Back in 2005, RTC began holding this yearly event inside the bays of the company’s Nashville dealership with a small budget of just $58,000. The 2010 contest, by comparison, represented $300,000 in cost to RTC (along with generous fiscal support from a bevy of sponsors like Eaton, Cummins,, and others), as it took place in a huge convention hall at the Grand Hyatt in San Antonio – a cavernous space big enough to hold over 20 trucks with room to spare.
[You can watch some of the medium-duty finalists preparing for their crack at the top spot in the rodeo in this clip below.]
“It takes eight months of planning to put this rodeo together, as well,” noted Mike Besson (on the left in the photo below), vp-service operations for RTC. “But no one gave up on us, despite the recession – not our company and not our sponsors, who never backed away even in the tough times.”
The mission of this competition, however, still remains very simple: to recognize the value technicians provide within RTC, to help improve the training technicians receive, and to make them better technicians overall, which helps the company improve customer service.
Outside of the testing, all the competing techs attended a bevy of classrooms put on by the sponsors – from truck OEMs such as Hino to competent suppliers such as fifth wheel maker Jost International.
These were not merely “busy work” sessions either, and the techs didn’t treat them as such, because they recognized what they could glean from the engineers and experts from these companies could be priceless to them not only in their daily jobs but in future competitions as well.
[Here’s a group of heavy-duty technicians getting ready for their shot at the title.]
Take Jason Swann, for example; a veteran technician out of RTC’s Dallas location who’s been competing in the rodeo for all five years and is a two-time “grand champion” of the event as well.
Swann told me it’s hard to sleep the night before he competes; he gets nervous, despite his skill, and has watched many of his savvy compatriots undone by the pressure of it all. “There’s always a curve ball thrown in, too, so you need to be on your toes,” he explained.
It’s a competition also taken very seriously as there’s a lot of money at stake – cash as well as hourly raises (plus bragging rights; those are critical, too.)
Take this year’s winners for example: Alan Phillips won first place in the new refuse category, taking home $5,000 cash and $1 extra per hour raise, as did Matthew Pogue for his first place win in the medium-duty category.
The heavy-duty guys were spread out in three categories – Eaton, Cummins, and Caterpillar – and their scores in the semi-final round within those categories would be added to their score in the final round, determining the “grand champion” in the heavy duty class. That’s how Chris Zweiful (above, on theleft in the photo), who placed second in the semi-final round of the Caterpillar category (winning $4,000 and a $1 per hour raise), won top honors as the best “all around” heavy duty tech, garnering $5,000 and an extra 50 cent per hour.
The medium-duty division also selected a “grand champion” based on a similar adding of scores, and Matthew Pogue came out on top (on the left in the photo)– not only winning cash and extra money per hour, like Zweiful, but a fully paid vacation for him and his wife to the Grand Cayman islands too (as did Zweiful as well).
It may seem extreme, going to these lengths within a company to create a competition like this, but Rusty Rush said that the return on that investment is more than worth it.
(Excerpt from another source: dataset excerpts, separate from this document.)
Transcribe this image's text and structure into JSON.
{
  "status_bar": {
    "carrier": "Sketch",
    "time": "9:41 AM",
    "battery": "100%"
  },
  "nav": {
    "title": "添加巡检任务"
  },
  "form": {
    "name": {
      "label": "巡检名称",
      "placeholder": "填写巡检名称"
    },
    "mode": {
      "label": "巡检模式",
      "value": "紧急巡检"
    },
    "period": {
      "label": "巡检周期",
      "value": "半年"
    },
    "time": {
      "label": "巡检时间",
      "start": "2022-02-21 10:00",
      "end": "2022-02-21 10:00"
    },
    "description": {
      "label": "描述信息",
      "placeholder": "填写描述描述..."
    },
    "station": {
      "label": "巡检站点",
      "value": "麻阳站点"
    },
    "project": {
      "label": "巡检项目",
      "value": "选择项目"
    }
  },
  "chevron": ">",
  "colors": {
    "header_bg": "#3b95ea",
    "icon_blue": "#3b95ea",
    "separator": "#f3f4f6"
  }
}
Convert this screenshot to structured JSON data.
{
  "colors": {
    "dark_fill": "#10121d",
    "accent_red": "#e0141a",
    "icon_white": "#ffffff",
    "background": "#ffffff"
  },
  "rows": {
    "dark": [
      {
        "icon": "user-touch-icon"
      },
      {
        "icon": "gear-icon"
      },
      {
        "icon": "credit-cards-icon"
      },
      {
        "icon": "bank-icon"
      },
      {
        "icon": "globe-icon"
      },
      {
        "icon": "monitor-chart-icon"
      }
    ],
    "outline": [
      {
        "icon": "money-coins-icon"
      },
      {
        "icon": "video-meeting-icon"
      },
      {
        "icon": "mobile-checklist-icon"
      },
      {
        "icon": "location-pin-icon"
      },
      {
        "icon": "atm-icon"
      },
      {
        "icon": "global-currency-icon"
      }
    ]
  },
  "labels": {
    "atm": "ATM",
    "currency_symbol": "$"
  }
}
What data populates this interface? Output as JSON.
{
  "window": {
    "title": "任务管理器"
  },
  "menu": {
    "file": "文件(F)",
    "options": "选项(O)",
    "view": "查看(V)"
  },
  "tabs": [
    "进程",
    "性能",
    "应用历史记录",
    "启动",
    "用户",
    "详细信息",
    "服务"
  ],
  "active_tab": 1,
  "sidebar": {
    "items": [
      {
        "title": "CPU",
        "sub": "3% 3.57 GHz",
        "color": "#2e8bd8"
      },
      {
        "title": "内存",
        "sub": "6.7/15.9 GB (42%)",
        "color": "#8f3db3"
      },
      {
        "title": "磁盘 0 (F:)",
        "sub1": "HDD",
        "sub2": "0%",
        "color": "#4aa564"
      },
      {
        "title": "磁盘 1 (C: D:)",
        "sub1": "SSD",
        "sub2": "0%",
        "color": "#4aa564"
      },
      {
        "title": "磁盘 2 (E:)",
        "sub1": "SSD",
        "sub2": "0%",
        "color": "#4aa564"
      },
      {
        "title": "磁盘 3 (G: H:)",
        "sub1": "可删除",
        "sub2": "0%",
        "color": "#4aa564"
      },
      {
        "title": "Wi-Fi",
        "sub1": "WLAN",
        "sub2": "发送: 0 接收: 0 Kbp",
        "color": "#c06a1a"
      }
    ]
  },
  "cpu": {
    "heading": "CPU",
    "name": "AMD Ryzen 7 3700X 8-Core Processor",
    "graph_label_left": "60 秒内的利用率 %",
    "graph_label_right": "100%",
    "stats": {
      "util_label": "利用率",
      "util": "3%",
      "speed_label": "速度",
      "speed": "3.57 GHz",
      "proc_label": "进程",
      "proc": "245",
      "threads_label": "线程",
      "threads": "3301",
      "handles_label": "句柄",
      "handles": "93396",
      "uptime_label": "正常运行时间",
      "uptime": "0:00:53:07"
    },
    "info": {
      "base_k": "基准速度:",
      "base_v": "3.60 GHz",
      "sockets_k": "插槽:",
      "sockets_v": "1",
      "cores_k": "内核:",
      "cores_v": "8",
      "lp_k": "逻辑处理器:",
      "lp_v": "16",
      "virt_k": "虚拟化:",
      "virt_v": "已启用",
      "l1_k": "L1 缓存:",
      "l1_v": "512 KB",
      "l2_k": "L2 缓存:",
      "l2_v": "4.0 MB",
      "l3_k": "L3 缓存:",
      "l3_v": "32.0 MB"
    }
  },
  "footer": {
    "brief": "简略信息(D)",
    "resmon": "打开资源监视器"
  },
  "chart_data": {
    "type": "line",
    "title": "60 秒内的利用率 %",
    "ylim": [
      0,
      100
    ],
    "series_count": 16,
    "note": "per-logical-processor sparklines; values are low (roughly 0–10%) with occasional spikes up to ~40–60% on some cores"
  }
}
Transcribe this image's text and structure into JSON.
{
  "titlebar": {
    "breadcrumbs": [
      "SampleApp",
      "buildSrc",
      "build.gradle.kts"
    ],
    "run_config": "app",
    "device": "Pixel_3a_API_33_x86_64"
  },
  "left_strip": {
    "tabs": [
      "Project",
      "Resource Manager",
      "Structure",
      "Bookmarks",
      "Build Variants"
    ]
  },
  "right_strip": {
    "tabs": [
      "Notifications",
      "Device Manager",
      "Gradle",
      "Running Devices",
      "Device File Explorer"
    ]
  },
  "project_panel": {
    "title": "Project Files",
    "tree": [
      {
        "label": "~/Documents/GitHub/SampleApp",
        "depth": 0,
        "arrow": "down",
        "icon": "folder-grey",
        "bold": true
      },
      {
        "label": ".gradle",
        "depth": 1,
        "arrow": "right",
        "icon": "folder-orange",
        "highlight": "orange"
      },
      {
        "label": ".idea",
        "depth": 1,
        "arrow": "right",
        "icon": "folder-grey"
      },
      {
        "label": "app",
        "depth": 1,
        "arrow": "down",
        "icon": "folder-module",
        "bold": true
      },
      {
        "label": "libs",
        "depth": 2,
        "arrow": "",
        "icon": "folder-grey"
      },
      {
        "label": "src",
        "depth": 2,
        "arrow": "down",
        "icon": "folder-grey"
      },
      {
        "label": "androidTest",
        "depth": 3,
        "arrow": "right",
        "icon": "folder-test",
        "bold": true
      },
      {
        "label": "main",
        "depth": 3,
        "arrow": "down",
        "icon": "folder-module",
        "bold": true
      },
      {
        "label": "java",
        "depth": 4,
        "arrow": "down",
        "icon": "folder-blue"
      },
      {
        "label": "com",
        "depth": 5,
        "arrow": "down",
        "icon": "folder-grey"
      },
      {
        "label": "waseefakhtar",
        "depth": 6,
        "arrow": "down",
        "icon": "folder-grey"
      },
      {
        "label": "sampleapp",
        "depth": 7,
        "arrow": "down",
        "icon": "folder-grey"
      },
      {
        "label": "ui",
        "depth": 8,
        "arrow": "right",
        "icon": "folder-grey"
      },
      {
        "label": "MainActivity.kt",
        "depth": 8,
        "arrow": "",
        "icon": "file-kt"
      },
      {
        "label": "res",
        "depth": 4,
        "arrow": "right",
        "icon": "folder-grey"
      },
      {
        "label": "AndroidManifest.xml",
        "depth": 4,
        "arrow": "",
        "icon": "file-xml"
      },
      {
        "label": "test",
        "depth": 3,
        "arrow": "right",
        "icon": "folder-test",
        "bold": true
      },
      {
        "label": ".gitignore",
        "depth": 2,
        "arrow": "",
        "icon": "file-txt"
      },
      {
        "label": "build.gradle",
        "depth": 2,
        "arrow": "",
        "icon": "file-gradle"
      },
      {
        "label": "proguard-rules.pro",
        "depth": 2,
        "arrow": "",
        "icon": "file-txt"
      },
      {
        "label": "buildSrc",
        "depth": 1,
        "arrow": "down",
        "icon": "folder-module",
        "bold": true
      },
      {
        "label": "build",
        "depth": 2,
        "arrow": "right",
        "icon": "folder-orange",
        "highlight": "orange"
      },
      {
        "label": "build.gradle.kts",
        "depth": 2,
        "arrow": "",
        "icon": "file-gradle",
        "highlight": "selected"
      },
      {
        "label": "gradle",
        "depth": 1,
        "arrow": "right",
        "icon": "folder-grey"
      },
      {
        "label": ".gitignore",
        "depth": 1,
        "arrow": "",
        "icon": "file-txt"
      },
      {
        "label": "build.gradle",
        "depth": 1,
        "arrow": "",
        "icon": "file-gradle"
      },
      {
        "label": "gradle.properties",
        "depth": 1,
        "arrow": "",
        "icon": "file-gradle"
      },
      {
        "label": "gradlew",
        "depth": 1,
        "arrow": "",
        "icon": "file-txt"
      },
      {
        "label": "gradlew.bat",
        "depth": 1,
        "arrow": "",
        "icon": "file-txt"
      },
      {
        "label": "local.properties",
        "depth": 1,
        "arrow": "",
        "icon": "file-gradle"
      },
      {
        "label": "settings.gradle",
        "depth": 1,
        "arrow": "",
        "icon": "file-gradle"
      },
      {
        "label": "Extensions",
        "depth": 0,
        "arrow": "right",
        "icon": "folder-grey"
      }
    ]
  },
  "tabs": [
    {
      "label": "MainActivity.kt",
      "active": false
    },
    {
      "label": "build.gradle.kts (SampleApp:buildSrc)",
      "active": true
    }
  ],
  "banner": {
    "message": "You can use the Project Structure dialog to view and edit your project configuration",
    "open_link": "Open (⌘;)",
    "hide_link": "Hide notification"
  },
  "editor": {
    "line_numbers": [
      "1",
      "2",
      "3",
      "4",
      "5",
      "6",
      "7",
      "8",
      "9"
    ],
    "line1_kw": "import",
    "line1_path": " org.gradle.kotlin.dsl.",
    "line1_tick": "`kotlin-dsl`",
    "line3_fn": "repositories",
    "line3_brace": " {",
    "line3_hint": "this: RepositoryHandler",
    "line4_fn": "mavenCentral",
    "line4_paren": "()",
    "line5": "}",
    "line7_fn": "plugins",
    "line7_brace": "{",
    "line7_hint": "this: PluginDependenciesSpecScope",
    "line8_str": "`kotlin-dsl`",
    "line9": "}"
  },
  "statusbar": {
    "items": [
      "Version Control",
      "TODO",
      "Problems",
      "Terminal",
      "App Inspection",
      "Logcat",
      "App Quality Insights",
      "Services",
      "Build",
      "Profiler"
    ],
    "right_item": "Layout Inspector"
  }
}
For starters, since they started the competition, turnover within RTC’s technician ranks has plummeted. Even more important, though, is that the level of service to the customer skyrocketed as well from his perspective.
“You can grow and be big in this business; but to grow and be the best is something very different,” W. M. "Rusty" Rush, president and CEO of Rush Enterprises, explained. “You guys do whatever it takes to take care of the customer and it’s the least we can do to show respect to the people that make it happen in our business. I’ve said it before and I will say it again; service sells trucks, the first time, every time. Service makes our reputation. That's why there are just not enough words to say 'thank you' for all you do for us.”